Не возможно мужчине, имеющему человеческое сердце в груди, скрыть явления природы в себе, в химических их своих проявлениях, вызванные и происходившие в нём, в организме его, в изменениях от инстинктов его, вложенных Создателем. Скрыть резкий выброс надпочечной железой в кровь  адреналина, стремительно несущийся по кровеносным сосудам его, на помощь тестостерону, мужскому гормону, для борьбы с тем гормоном стресса, от страха того.  Не может, то явление остаться не замеченным на лице у не тренированного юнца, в чертах лица его, ибо его адреналин и есть то лекарство от страха его, который при малейшей опасности, не ожидая решений сознания его,  стремится на помощь ему. Невозможно скрыть там и другую борьбу химических взаимоотношений в том, организме: реакцию изменённых взаимоотношений его микро и макро элементов, от чего в душе молодого юноши зарождались новые и самые разные бурные эмоции. Они, эмоции резвились в нём радостью победы, подыгрывая нервной той системе его щекотанием своим - миллиардного количества мембран – медиаторов нервной всей системы его, вырабатывая в мышцах его и в тканях, сумасшедшую внутреннюю тепловую энергию, с электрическим зарядом, как «гремучая смесь», разыгравшиеся в нём «Ураганом»! «Ураган» тот, в его молодой физиологии, катая свои огромные волны радости в «схватке гормонов», не могла не сломать его хрупкое ограждение в желании сына проявить скромность. Энергия радости, восторг, превратившийся в нём в бескрайний «ураган», как естественный превосходивший противовес страха того, пережитого им, стал теснить его в нём,  без остатка. Он, сын мой, не раз пытался прикрыть ту оплошность, неудачу скромности, под лёгкой улыбкой своей. Не получалось. Очень большой была она, радость та.

Улыбка, последний раз вспыхнувшая в волнах «урагана» той радости его яркой искринкой во влажности капель глаз его, подкрепившись тяжестью влаги другой капли, выкатившейся из-под век его глаз, покатилась по его щеке, прикрыв за собой те веки, которыми он и пытался отстоять свою волю - скромность. Взгляд его, с трудом открыв те веки на доли секунд, прошёлся по отцу. Встретившись с внимательным заботливым и добрым переживающим взглядом отца его, орлёнок сломался, сложил крылья, сдавая скромность свою. Потом и застенчивость свою. Импульс мозга его, тщательно пытался вновь и вновь плотно и сильно закрыть ему веки, пытаясь заслонить собой позорные капли предающие его застенчивость, пока он напряжённо искал в мозговых извилинах выход, спасительную дополнительную ширму. В продолжающейся в нём борьбе инстинктов и гормонов, в химических реакциях, он, сын мой, открыл глаза,  выпустив очередную порцию предательских слёз, потом молча и медленно отвёл голову в сторону, со взглядом тем, стеснительным, мужским и, в то же время детским, в которых, уже, не светилась улыбка, заигравшая ранее в нём и радостью, вдруг. В них, просачивающаяся влажность его газ, в виде обильных капель, бурно выводили с него, с организма его, остатки страха того, побеждённых его гормонов стресса.

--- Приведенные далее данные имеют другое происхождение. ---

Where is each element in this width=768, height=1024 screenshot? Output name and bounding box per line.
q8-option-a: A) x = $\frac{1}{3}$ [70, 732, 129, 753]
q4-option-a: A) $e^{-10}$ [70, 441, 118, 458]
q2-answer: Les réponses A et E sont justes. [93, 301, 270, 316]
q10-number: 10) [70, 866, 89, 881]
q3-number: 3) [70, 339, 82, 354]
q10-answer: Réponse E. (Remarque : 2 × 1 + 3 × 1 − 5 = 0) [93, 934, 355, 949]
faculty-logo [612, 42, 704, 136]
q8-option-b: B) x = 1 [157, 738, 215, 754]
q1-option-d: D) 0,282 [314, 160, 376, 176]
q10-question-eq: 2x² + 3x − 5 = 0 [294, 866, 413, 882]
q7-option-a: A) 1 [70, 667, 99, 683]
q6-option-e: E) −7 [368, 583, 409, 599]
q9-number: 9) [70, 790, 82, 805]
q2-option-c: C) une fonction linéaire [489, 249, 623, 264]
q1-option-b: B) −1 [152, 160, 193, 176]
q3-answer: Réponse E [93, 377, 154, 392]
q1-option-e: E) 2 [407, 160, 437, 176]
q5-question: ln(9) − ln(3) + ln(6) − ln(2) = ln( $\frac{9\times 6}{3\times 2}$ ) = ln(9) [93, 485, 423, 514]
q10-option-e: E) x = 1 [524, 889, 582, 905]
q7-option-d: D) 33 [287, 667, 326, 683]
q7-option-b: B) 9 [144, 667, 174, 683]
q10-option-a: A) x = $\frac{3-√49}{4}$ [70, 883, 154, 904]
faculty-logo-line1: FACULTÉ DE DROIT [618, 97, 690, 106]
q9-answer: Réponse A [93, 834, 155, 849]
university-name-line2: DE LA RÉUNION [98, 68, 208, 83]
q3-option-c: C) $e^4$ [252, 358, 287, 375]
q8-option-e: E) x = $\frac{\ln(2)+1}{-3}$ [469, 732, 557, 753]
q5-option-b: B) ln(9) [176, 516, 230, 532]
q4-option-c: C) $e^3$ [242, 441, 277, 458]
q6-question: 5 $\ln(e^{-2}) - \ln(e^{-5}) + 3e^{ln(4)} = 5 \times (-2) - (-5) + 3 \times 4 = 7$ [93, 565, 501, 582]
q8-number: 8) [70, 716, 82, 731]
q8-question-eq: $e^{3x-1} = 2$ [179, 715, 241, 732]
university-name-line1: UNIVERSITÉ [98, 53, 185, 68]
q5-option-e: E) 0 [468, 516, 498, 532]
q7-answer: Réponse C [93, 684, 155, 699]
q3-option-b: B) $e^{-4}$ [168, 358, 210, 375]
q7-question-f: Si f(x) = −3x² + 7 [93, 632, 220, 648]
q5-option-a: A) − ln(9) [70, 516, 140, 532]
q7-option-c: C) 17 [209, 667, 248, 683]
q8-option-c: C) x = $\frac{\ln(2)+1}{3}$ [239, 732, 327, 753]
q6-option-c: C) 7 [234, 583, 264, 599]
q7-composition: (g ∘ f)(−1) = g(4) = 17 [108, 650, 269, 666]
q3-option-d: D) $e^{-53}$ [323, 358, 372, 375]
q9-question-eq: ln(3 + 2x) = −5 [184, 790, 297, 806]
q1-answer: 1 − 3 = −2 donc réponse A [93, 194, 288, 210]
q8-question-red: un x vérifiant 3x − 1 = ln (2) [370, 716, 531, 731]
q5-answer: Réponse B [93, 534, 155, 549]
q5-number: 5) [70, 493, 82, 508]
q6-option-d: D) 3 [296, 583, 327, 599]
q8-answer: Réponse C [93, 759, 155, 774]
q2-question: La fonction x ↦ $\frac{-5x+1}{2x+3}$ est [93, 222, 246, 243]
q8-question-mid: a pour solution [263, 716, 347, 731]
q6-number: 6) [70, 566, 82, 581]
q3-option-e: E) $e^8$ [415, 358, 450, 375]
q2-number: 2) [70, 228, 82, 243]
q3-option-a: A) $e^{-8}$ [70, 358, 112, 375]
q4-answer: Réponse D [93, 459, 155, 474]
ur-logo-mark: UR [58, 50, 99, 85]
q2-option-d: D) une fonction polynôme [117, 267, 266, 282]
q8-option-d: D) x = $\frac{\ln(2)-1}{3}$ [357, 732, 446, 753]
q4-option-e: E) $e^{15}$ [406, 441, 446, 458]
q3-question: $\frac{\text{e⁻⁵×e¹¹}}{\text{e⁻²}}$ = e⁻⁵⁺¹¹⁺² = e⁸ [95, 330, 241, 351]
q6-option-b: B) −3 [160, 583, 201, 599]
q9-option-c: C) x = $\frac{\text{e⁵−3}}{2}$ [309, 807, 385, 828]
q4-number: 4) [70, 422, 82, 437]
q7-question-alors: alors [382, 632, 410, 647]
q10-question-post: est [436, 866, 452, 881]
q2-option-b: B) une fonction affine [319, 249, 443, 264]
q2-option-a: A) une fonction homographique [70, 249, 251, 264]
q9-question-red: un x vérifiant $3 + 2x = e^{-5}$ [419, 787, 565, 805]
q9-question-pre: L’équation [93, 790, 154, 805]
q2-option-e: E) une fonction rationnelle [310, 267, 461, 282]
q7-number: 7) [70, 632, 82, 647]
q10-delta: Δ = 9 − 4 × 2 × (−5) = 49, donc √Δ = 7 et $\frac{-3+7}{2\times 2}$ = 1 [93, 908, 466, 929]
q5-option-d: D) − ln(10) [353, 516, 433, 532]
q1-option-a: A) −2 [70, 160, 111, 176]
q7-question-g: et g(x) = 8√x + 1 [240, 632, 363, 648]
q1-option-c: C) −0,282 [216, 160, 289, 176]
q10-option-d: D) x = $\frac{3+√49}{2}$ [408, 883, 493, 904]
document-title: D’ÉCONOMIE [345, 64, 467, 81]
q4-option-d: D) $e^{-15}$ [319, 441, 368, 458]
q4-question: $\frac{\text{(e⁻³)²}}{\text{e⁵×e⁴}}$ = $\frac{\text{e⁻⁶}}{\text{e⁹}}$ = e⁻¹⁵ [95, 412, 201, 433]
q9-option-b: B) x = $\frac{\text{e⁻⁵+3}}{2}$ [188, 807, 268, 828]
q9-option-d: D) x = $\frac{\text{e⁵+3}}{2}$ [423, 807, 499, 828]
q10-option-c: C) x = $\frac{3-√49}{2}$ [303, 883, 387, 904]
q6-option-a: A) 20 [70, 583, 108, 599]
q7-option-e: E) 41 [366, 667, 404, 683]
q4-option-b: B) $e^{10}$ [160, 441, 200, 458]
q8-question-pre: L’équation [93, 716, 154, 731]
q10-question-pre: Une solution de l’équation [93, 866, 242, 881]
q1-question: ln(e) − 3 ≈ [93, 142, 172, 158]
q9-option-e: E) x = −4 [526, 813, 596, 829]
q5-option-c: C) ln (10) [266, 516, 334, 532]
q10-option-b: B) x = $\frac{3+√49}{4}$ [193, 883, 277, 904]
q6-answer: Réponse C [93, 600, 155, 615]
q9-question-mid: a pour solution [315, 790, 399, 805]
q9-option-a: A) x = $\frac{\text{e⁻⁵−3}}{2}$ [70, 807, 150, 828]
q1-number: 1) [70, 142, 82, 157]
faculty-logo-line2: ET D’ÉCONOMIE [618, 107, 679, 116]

Отец его, глубоко тронутый своими чувствами к нему, тёпло и бережно взял своими ладонями голову сына, что бы поднять опушенную им голову, цитируя строки стихов Расула Гамзатова: - «Ты, головы своей не опускай сынок, орёл я, ворона родить не мог!»

Сын тот, в порыве разгорячённых своих чувств, припал головой на грудь отца, в крепком объятии, при этом нечаянно проронив звук сдерживаемого стона.
Долго покоилась на широкой груди отца вздрагивающая голова сына, всё более и более пропитывая влагой полотно его ночного одеяния, в котором осознанная радость победы болью в душе и с горьким комком в горле довершала свою работу, вымывая остатки тех гормонов стресса его, от страха того не званного.


 
Отец и сын долго стояли в пустой тихой комнате просторной кухни, крепко обнявшись, гордо возвышаясь над столами и стульями в полумраке предрассветной зари и в свете, пробивающемся сквозь жидкие оконные завесы, как цельный, крепкий гранитный монумент, в ночи.